Glissement de terrain dans le du secteur de Tourelle à Sainte-Anne-des-Monts
Pour trois frères des quatre victimes, les images de ce qu'ils appellent « le déboulis » sont toujours bien vives. « Ça ne s'oubliera jamais », laisse tomber Roland Therrien, le benjamin de la famille aujourd'hui âgé de 69 ans. « Ça a été un déchirement toute notre vie », ajoute son frère Jacques, 72 ans.
(Entrevue accordée en 2013)
« Après le souper, l'électricité s'est mise à manquer, raconte le septuagénaire. Je voyais le feu dans les poteaux. J'ai entendu du monde parler qu'un « déboulis » venait d'arriver. Je suis allé voir. Il y avait un précipice. Je suis allé sur le bord. On m'a dit qu'il y avait un camion de tombé. J'ai tout de suite pensé à mes frères. Je les ai cherchés, mais je ne les trouvais pas. »
Quelques minutes plus tard, la maison de la famille de Gérard Vallée bascule dans le gouffre. « Le poêle à bois était allumé, relate Jacques. Le feu a pris dans la maison en tombant. » La dizaine de personnes qui se trouvaient à l'intérieur ont pu sortir à temps.
Presque simultanément, c'est au tour de la maison de Norbert St-Laurent de glisser dans le St-Laurent. « Il dormait dans sa maison, se rappelle Fernand. Ils sont venus le chercher dans le fleuve. » Il en a été tout autant pour la résidence de Georges Pelletier qui a été poussée dans la mer par le torrent de boue. « La glaise est rentrée dans le Café La Tourelle, propriété d'Alfred Ross, continue Jacques. Tout le monde a eu le temps de sortir. Le camion qui était à côté est tombé dans le cratère. »
Un couple, Sylvert Miville et Ghislaine Ross, circulait lorsque le sol argileux s'est dérobé sous les roues de leur véhicule. « Ils sont tombés, puis ont versé avec le tapon de terre, décrit Jacques. L'auto a arrêté quand le terrain a cessé de glisser. »

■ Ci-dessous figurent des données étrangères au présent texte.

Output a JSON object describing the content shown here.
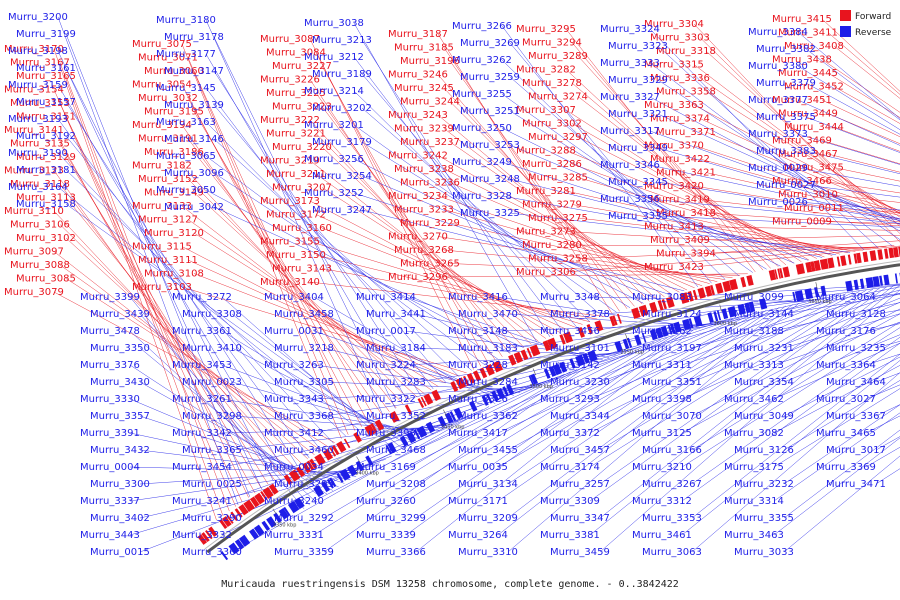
{
  "caption": "Muricauda ruestringensis DSM 13258 chromosome, complete genome. - 0..3842422",
  "legend": [
    {
      "label": "Forward",
      "color": "#e8141e"
    },
    {
      "label": "Reverse",
      "color": "#1e1ee8"
    }
  ],
  "colors": {
    "forward": "#e8141e",
    "reverse": "#1e1ee8",
    "backbone": "#555555"
  },
  "ticks": [
    "3350 kbp",
    "3400 kbp",
    "3450 kbp",
    "3500 kbp",
    "3550 kbp",
    "3600 kbp",
    "3650 kbp",
    "3700 kbp",
    "3750 kbp",
    "3800 kbp"
  ],
  "labels_outer_forward": [
    "Murru_3170",
    "Murru_3167",
    "Murru_3165",
    "Murru_3154",
    "Murru_3153",
    "Murru_3151",
    "Murru_3141",
    "Murru_3135",
    "Murru_3129",
    "Murru_3123",
    "Murru_3118",
    "Murru_3113",
    "Murru_3110",
    "Murru_3106",
    "Murru_3102",
    "Murru_3097",
    "Murru_3088",
    "Murru_3085",
    "Murru_3079",
    "Murru_3075",
    "Murru_3071",
    "Murru_3060",
    "Murru_3054",
    "Murru_3032",
    "Murru_3195",
    "Murru_3194",
    "Murru_3191",
    "Murru_3186",
    "Murru_3182",
    "Murru_3152",
    "Murru_3149",
    "Murru_3133",
    "Murru_3127",
    "Murru_3120",
    "Murru_3115",
    "Murru_3111",
    "Murru_3108",
    "Murru_3103",
    "Murru_3087",
    "Murru_3084",
    "Murru_3227",
    "Murru_3226",
    "Murru_3225",
    "Murru_3223",
    "Murru_3222",
    "Murru_3221",
    "Murru_3220",
    "Murru_3219",
    "Murru_3211",
    "Murru_3207",
    "Murru_3173",
    "Murru_3172",
    "Murru_3160",
    "Murru_3155",
    "Murru_3150",
    "Murru_3143",
    "Murru_3140",
    "Murru_3187",
    "Murru_3185",
    "Murru_3196",
    "Murru_3246",
    "Murru_3245",
    "Murru_3244",
    "Murru_3243",
    "Murru_3239",
    "Murru_3237",
    "Murru_3242",
    "Murru_3238",
    "Murru_3236",
    "Murru_3234",
    "Murru_3233",
    "Murru_3229",
    "Murru_3270",
    "Murru_3268",
    "Murru_3265",
    "Murru_3296",
    "Murru_3295",
    "Murru_3294",
    "Murru_3289",
    "Murru_3282",
    "Murru_3278",
    "Murru_3274",
    "Murru_3307",
    "Murru_3302",
    "Murru_3297",
    "Murru_3288",
    "Murru_3286",
    "Murru_3285",
    "Murru_3281",
    "Murru_3279",
    "Murru_3275",
    "Murru_3273",
    "Murru_3280",
    "Murru_3258",
    "Murru_3306",
    "Murru_3304",
    "Murru_3303",
    "Murru_3318",
    "Murru_3315",
    "Murru_3336",
    "Murru_3358",
    "Murru_3363",
    "Murru_3374",
    "Murru_3371",
    "Murru_3370",
    "Murru_3422",
    "Murru_3421",
    "Murru_3420",
    "Murru_3419",
    "Murru_3418",
    "Murru_3413",
    "Murru_3409",
    "Murru_3394",
    "Murru_3423",
    "Murru_3415",
    "Murru_3411",
    "Murru_3408",
    "Murru_3438",
    "Murru_3445",
    "Murru_3452",
    "Murru_3451",
    "Murru_3449",
    "Murru_3444",
    "Murru_3469",
    "Murru_3467",
    "Murru_3475",
    "Murru_3466",
    "Murru_3010",
    "Murru_0011",
    "Murru_0009"
  ],
  "labels_outer_reverse": [
    "Murru_3200",
    "Murru_3199",
    "Murru_3198",
    "Murru_3161",
    "Murru_3159",
    "Murru_3157",
    "Murru_3193",
    "Murru_3192",
    "Murru_3190",
    "Murru_3181",
    "Murru_3164",
    "Murru_3158",
    "Murru_3180",
    "Murru_3178",
    "Murru_3177",
    "Murru_3147",
    "Murru_3145",
    "Murru_3139",
    "Murru_3163",
    "Murru_3146",
    "Murru_3065",
    "Murru_3096",
    "Murru_3050",
    "Murru_3042",
    "Murru_3038",
    "Murru_3213",
    "Murru_3212",
    "Murru_3189",
    "Murru_3214",
    "Murru_3202",
    "Murru_3201",
    "Murru_3179",
    "Murru_3256",
    "Murru_3254",
    "Murru_3252",
    "Murru_3247",
    "Murru_3266",
    "Murru_3269",
    "Murru_3262",
    "Murru_3259",
    "Murru_3255",
    "Murru_3251",
    "Murru_3250",
    "Murru_3253",
    "Murru_3249",
    "Murru_3248",
    "Murru_3328",
    "Murru_3325",
    "Murru_3324",
    "Murru_3323",
    "Murru_3333",
    "Murru_3329",
    "Murru_3327",
    "Murru_3321",
    "Murru_3317",
    "Murru_3349",
    "Murru_3346",
    "Murru_3345",
    "Murru_3356",
    "Murru_3335",
    "Murru_3384",
    "Murru_3382",
    "Murru_3380",
    "Murru_3379",
    "Murru_3377",
    "Murru_3375",
    "Murru_3373",
    "Murru_3383",
    "Murru_0029",
    "Murru_0027",
    "Murru_0026"
  ],
  "labels_inner": [
    "Murru_3399",
    "Murru_3439",
    "Murru_3478",
    "Murru_3350",
    "Murru_3376",
    "Murru_3430",
    "Murru_3330",
    "Murru_3357",
    "Murru_3391",
    "Murru_3432",
    "Murru_0004",
    "Murru_3300",
    "Murru_3337",
    "Murru_3402",
    "Murru_3443",
    "Murru_0015",
    "Murru_3272",
    "Murru_3308",
    "Murru_3361",
    "Murru_3410",
    "Murru_3453",
    "Murru_0023",
    "Murru_3261",
    "Murru_3298",
    "Murru_3342",
    "Murru_3365",
    "Murru_3454",
    "Murru_0025",
    "Murru_3241",
    "Murru_3290",
    "Murru_3332",
    "Murru_3360",
    "Murru_3404",
    "Murru_3458",
    "Murru_0031",
    "Murru_3218",
    "Murru_3263",
    "Murru_3305",
    "Murru_3343",
    "Murru_3368",
    "Murru_3412",
    "Murru_3460",
    "Murru_0034",
    "Murru_3205",
    "Murru_3240",
    "Murru_3292",
    "Murru_3331",
    "Murru_3359",
    "Murru_3414",
    "Murru_3441",
    "Murru_0017",
    "Murru_3184",
    "Murru_3224",
    "Murru_3283",
    "Murru_3322",
    "Murru_3352",
    "Murru_3393",
    "Murru_3468",
    "Murru_3169",
    "Murru_3208",
    "Murru_3260",
    "Murru_3299",
    "Murru_3339",
    "Murru_3366",
    "Murru_3416",
    "Murru_3470",
    "Murru_3148",
    "Murru_3183",
    "Murru_3228",
    "Murru_3284",
    "Murru_3326",
    "Murru_3362",
    "Murru_3417",
    "Murru_3455",
    "Murru_0035",
    "Murru_3134",
    "Murru_3171",
    "Murru_3209",
    "Murru_3264",
    "Murru_3310",
    "Murru_3348",
    "Murru_3378",
    "Murru_3456",
    "Murru_3101",
    "Murru_3142",
    "Murru_3230",
    "Murru_3293",
    "Murru_3344",
    "Murru_3372",
    "Murru_3457",
    "Murru_3174",
    "Murru_3257",
    "Murru_3309",
    "Murru_3347",
    "Murru_3381",
    "Murru_3459",
    "Murru_3083",
    "Murru_3124",
    "Murru_3162",
    "Murru_3197",
    "Murru_3311",
    "Murru_3351",
    "Murru_3398",
    "Murru_3070",
    "Murru_3125",
    "Murru_3166",
    "Murru_3210",
    "Murru_3267",
    "Murru_3312",
    "Murru_3353",
    "Murru_3461",
    "Murru_3063",
    "Murru_3099",
    "Murru_3144",
    "Murru_3188",
    "Murru_3231",
    "Murru_3313",
    "Murru_3354",
    "Murru_3462",
    "Murru_3049",
    "Murru_3082",
    "Murru_3126",
    "Murru_3175",
    "Murru_3232",
    "Murru_3314",
    "Murru_3355",
    "Murru_3463",
    "Murru_3033",
    "Murru_3064",
    "Murru_3128",
    "Murru_3176",
    "Murru_3235",
    "Murru_3364",
    "Murru_3464",
    "Murru_3027",
    "Murru_3367",
    "Murru_3465",
    "Murru_3017",
    "Murru_3369",
    "Murru_3471"
  ]
}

Les quatre frères Therrien ont eu moins de chance. « Mes frères ont piqué du nez dans le cratère, puis ensuite, ils ont versé sur le top, explique Roland. Ils sont morts sous l'impact. » Ce n'est que le lendemain que les corps de Jean-Baptiste, Raymond, Onésime et Benoit Therrien, âgés de 20 à 32 ans, ont été récupérés. Raymond était père de trois filles. Outre les quatre décès et les neuf maisons envasées, renversées sur le toit ou déplacées de leur fondation, un total de 21 maisons ont dû être démolies ou déménagées.
Selon Jacques, Roland et Fernand Therrien, deux comités de soutien avaient été mis sur pied, l'un pour les pertes matérielles, l'autre pour les pertes de vie. « Ma famille n'a jamais eu 1 ¢ pour le décès de mes frères, déplore Jacques Therrien. On a communiqué avec le curé de l'époque, Thomas Chouinard, puis avec le diocèse, qui nous ont répondu qu'ils n'avaient jamais eu d'argent. C'est pas vrai! » Les trois frères attribuent d'ailleurs la faillite de l'entreprise de leur père, quatre ans plus tard, au fait qu'il n'avait reçu aucune indemnité pour le décès de ses quatre fils, qui étaient aussi ses employés, tout comme pour la perte de son camion-benne.